With regards my running, I have discovered the delayed impact on recovery of hard, long weekend workouts or races. I often see a strong recovery score the night after such efforts, then declining over the next few days calling into question for me the usual Tuesday speed work regimen. I tend to prefer to go hard Wednesday traditionally and Whoop has shown me why... I am also using Whoop to more carefully monitor my race tapers, seeking a very high recovery 2 and 3 nights out by focusing on some extra sleep, the night before a race often a lower recovery score due to nerves and more restless sleep. 


Whoop is simple to analyze and follow, yet is backed up by heavy duty science and very sophisticated algorithms. This combination makes it useful and effective. All in all Whoop is the best single "tracker" I have used to date as it accurately gives me the "big picture" of cardiac effort and night time recovery based on the combination of HRV, RHR, and sleep quality and quantity,  all in one simple device. I do wish the price was more accessible 
We interviewed John Capodilupo, Whoop o-founder and CTO for this article and we were very impressed with his command of the latest exercise physiology research and how it was being considered and applied to the product. I would like to see the data feed into other devices for on the go monitoring or at a minimum optionally exported to other apps and platforms, something we hear Whoop is considering.
Echoing the others. what is missing from Whoop is consideration of musculoskeletal fatigue and strain beyond the subjective questions and the recovery score. For cyclists power is a good metric as Jake says, for runners either power or some combination of power, pace, terrain, and heart rate should be considered.
Please feel free to comment, ask questions in the comments section below!
2 Whoop Straps were provided at no charge, one was purchased. The opinions herein are entirely the authors'. 


Purchases through the links below, and all purchases at Amazon, help support     Road Trail Run. Thanks!

Buy the Whoop Strap 2.0 from Whoop here
Use Coupon Code RoadTrailRun50 to save $50

1 comment:

Dom Layfield said...

In his commentary, Jake says "other measures of performance like FTP". What is FTP?

This product looks extremely interesting. All high-level athletes, particularly those in endurance sports (i.e. where training is almost all about physiological conditioning, and less about practicing sport-specific tactics and motor skills), are faced with the inevitable daily question of "am I training hard enough?" or "am I training too hard?"

Any technology that advances this from being a voodoo art based on intuition, experience, and gut feel to something more rational and scientific is going to be extraordinarily valuable. However, $500 is a pretty steep price to pay up front. If the tech works well, the price point might be acceptable; otherwise this will be a very bitter pill to swallow.

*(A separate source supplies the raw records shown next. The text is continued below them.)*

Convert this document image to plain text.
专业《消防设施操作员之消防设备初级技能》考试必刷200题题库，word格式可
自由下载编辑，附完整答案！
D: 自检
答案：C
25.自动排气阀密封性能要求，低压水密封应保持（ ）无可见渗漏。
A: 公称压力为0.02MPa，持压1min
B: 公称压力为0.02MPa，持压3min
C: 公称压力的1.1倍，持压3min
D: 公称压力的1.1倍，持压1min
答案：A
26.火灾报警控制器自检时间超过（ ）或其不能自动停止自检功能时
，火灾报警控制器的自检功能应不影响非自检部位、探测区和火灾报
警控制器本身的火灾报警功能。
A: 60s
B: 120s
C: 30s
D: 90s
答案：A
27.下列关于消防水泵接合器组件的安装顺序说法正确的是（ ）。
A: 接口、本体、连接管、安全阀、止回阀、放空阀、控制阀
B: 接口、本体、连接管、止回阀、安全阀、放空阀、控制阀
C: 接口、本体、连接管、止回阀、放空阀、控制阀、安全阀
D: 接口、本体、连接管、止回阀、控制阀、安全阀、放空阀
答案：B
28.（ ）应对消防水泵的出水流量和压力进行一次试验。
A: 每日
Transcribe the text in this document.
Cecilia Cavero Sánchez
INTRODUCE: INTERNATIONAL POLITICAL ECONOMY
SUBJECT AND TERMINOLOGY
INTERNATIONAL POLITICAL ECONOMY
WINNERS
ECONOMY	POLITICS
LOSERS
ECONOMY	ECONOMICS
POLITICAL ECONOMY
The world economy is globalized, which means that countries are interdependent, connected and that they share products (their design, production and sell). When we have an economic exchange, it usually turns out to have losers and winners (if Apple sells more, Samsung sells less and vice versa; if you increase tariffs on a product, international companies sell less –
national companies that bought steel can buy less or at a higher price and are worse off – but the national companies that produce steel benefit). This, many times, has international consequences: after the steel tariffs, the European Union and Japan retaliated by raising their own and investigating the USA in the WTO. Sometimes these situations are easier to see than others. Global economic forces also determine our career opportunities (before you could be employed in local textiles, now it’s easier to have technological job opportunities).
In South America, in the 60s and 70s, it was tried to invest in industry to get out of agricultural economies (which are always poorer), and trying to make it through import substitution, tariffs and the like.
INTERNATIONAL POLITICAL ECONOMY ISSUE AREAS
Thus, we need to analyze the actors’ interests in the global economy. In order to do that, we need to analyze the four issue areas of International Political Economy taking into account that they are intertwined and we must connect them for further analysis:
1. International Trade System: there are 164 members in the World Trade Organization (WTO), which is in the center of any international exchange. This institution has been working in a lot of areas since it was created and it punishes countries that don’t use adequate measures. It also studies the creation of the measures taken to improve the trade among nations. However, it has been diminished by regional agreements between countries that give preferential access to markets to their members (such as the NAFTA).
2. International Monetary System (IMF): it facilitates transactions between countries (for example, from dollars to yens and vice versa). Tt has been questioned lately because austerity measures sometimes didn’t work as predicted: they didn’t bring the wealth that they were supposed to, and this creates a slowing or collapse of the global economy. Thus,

Do any of the reviewers have experience with previous products that attempted to solve the same problem (of quantifying fatigue and training readiness)? A few years ago, I experimented with the Omegawave chest strap and phone app, and found it to be inconvenient (need to put on chest strap first thing in the morning, and then lie down for a couple of minutes). Doesn't sound horrible, but everyday life tends to get in the way. And at the time, their app was buggy and the results frustratingly vague.